L’operato rinvio alla disciplina europea ha così mutato la portata precettiva della norma originaria in esame, che risulta, quindi, non più orientata ad un intervento diretto della Regione nella istituzione del marchio di origine, bensì volta a promuovere l’istituzione di marchi collettivi in ambito regionale, lasciati, però, all’iniziativa privata.
Dal che la sua attuale compatibilità con i parametri evocati.

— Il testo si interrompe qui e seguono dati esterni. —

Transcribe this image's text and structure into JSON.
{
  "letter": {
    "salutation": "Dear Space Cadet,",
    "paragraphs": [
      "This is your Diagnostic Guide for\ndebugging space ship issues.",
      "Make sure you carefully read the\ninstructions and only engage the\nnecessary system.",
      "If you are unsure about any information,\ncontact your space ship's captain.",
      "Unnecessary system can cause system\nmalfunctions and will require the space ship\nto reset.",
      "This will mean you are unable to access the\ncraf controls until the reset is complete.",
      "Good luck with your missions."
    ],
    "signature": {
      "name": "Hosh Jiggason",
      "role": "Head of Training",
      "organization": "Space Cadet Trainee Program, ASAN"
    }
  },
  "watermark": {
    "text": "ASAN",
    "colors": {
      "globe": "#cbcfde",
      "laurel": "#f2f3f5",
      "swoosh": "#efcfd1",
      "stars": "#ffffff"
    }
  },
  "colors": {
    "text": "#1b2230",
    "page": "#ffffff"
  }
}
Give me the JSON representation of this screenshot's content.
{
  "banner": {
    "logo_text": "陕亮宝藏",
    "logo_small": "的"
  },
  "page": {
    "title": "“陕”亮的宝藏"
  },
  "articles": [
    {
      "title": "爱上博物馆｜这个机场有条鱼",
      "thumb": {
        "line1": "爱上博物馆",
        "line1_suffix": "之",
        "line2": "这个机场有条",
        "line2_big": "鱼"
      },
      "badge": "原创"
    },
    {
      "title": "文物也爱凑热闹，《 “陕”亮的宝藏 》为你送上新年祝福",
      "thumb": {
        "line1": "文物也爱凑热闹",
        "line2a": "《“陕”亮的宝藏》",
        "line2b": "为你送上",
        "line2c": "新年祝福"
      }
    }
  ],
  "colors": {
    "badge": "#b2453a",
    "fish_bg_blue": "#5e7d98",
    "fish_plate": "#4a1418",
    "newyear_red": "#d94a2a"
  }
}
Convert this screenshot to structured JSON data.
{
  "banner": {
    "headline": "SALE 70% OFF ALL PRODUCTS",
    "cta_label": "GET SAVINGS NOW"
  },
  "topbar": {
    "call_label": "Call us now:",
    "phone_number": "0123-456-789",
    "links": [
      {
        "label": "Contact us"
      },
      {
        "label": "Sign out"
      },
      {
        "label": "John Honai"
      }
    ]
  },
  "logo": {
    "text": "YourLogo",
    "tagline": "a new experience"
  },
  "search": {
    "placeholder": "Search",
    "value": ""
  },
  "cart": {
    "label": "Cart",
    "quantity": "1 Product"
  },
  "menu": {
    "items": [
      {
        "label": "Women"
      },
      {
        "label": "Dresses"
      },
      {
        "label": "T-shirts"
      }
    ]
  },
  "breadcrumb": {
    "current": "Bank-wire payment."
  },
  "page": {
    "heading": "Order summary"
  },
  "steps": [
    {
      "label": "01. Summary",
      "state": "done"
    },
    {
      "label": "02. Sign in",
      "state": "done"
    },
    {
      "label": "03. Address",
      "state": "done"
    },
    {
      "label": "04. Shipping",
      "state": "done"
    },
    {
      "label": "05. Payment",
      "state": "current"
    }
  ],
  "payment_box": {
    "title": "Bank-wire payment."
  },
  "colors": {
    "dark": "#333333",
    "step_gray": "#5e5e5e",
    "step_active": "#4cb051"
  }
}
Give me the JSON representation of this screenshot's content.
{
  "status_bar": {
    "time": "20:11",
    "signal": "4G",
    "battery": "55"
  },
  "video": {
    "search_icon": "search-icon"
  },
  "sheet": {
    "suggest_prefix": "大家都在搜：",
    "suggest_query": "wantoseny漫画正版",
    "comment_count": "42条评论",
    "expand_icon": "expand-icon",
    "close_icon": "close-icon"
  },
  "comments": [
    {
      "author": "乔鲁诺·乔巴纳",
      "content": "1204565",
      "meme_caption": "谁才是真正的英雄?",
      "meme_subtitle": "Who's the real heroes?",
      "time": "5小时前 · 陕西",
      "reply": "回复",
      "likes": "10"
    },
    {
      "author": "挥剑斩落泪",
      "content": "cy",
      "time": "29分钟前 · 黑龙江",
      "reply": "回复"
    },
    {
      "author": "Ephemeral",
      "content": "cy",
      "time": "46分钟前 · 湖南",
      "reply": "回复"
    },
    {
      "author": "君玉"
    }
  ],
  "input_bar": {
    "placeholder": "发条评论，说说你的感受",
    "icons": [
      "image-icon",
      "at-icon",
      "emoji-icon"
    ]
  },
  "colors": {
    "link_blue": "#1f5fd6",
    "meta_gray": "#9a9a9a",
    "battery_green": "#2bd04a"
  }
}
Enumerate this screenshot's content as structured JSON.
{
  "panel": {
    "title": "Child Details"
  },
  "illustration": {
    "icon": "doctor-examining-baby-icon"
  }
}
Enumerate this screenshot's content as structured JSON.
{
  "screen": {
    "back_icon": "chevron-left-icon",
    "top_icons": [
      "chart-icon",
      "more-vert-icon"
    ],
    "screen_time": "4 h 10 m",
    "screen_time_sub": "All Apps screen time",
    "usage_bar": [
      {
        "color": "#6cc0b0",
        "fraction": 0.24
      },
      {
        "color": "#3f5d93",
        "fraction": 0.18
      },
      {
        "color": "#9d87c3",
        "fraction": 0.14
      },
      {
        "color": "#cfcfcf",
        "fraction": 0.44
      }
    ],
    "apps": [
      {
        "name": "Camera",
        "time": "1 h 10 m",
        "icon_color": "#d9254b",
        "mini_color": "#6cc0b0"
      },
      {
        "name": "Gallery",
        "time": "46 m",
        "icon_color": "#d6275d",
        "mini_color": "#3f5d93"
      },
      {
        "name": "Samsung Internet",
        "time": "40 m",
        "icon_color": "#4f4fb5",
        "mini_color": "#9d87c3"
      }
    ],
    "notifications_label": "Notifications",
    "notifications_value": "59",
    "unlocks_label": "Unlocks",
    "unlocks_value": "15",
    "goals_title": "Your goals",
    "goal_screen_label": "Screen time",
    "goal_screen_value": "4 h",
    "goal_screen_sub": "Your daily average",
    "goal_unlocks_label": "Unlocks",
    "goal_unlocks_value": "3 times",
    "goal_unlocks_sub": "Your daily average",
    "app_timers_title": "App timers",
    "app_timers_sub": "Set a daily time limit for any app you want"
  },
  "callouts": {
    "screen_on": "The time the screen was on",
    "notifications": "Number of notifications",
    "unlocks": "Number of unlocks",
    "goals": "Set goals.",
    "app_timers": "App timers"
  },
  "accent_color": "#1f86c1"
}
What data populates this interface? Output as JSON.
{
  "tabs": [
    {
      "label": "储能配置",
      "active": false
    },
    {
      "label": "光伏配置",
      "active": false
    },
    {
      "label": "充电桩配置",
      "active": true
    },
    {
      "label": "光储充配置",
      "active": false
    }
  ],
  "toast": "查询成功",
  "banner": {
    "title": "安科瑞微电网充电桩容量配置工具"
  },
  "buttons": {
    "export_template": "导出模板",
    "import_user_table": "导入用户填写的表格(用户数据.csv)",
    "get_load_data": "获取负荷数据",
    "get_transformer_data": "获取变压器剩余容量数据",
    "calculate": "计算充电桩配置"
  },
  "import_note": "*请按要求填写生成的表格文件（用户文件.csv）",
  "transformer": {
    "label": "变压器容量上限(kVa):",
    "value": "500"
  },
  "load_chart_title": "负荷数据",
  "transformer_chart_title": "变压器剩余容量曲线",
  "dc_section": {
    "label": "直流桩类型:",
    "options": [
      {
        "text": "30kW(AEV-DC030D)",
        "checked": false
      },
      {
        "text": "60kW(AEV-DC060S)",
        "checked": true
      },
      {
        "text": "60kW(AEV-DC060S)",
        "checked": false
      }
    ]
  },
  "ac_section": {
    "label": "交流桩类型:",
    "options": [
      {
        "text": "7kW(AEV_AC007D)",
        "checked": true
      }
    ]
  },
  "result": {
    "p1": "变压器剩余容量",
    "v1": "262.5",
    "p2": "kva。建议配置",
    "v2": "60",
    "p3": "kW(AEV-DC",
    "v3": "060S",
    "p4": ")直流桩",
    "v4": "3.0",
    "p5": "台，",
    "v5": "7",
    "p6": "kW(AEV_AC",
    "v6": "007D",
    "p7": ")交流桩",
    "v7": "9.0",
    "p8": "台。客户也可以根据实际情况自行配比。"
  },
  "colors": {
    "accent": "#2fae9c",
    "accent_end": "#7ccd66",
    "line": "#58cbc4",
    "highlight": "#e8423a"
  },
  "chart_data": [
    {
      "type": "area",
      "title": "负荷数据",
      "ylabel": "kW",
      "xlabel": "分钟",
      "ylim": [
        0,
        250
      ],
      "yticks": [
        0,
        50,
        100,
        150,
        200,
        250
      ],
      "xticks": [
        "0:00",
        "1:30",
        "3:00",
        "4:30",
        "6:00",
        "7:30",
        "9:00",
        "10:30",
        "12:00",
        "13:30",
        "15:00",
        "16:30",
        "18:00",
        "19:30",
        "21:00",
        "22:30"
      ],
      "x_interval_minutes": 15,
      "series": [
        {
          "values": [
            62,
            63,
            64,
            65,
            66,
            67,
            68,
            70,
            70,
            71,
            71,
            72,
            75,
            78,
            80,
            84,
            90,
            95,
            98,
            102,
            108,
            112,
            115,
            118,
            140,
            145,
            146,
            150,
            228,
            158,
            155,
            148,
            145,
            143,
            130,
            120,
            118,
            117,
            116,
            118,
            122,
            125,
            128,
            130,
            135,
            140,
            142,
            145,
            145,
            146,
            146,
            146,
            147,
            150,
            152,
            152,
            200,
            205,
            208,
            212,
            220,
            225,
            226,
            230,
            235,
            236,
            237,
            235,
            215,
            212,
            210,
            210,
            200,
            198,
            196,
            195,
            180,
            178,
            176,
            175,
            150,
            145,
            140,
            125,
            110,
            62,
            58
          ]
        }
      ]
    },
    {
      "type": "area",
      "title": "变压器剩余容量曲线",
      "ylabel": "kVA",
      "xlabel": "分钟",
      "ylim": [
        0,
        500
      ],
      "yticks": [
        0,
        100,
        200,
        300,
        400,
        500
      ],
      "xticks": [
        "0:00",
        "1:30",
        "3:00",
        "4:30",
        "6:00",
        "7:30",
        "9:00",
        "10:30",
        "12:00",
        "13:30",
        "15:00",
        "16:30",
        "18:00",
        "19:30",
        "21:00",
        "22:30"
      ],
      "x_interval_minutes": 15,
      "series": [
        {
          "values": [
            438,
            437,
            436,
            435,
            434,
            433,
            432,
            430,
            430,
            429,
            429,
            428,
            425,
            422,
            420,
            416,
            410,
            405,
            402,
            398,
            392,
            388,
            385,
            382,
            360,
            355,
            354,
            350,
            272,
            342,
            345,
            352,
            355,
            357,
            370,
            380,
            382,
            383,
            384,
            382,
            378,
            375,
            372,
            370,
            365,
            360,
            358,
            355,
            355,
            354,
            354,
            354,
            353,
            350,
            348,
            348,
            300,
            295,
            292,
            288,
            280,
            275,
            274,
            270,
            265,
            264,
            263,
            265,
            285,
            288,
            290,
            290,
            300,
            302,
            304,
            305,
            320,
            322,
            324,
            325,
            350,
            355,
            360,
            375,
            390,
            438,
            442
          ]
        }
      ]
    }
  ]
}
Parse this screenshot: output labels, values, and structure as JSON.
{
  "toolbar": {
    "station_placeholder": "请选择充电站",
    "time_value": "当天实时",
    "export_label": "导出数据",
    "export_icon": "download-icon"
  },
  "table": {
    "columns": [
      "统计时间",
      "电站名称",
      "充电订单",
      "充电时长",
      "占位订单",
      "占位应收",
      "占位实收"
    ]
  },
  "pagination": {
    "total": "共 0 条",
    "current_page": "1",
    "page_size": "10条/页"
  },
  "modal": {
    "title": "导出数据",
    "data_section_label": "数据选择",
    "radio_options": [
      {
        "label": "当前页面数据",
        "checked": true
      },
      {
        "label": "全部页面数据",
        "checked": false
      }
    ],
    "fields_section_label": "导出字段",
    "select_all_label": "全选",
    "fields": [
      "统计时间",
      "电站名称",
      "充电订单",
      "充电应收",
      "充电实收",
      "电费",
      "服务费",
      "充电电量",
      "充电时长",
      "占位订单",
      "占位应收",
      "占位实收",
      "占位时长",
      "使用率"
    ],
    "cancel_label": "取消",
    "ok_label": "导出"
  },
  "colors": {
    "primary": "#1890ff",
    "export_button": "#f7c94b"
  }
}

3.2.− La disposizione di cui all’art. 4, comma 1, dell’impugnata legge della Regione Lombardia n. 11 del 2014 − prevedente «la costituzione, in forma sperimentale, di un circuito di moneta complementare […] quale strumento elettronico di compensazione multimediale locale per lo scambio di beni e di servizi» − è stata, a sua volta, modificata dalla successiva legge regionale n. 24 del 2014, la quale ha non solo espunto dal testo della norma il riferimento al termine «moneta» (che scompare anche dalla rubrica della disposizione), ma ha esplicitamente anche affermato il «carattere di volontarietà» del sistema di «compensazione regionale multilaterale e complementare», e previsto il «rispetto dei principi e delle norme tributarie dello Stato» nella sua attuazione. E ciò evidentemente supera la censura del ricorrente − che si incentra sul richiamo alla costituzione di «un sistema monetario locale» e fa valere il parametro della lettera e) del secondo comma dell’art. 117 Cost. e, dunque, la competenza esclusiva statale nella materia della “moneta” − essendo, appunto, venuto meno l’originario riferimento alla istituzione di una moneta locale.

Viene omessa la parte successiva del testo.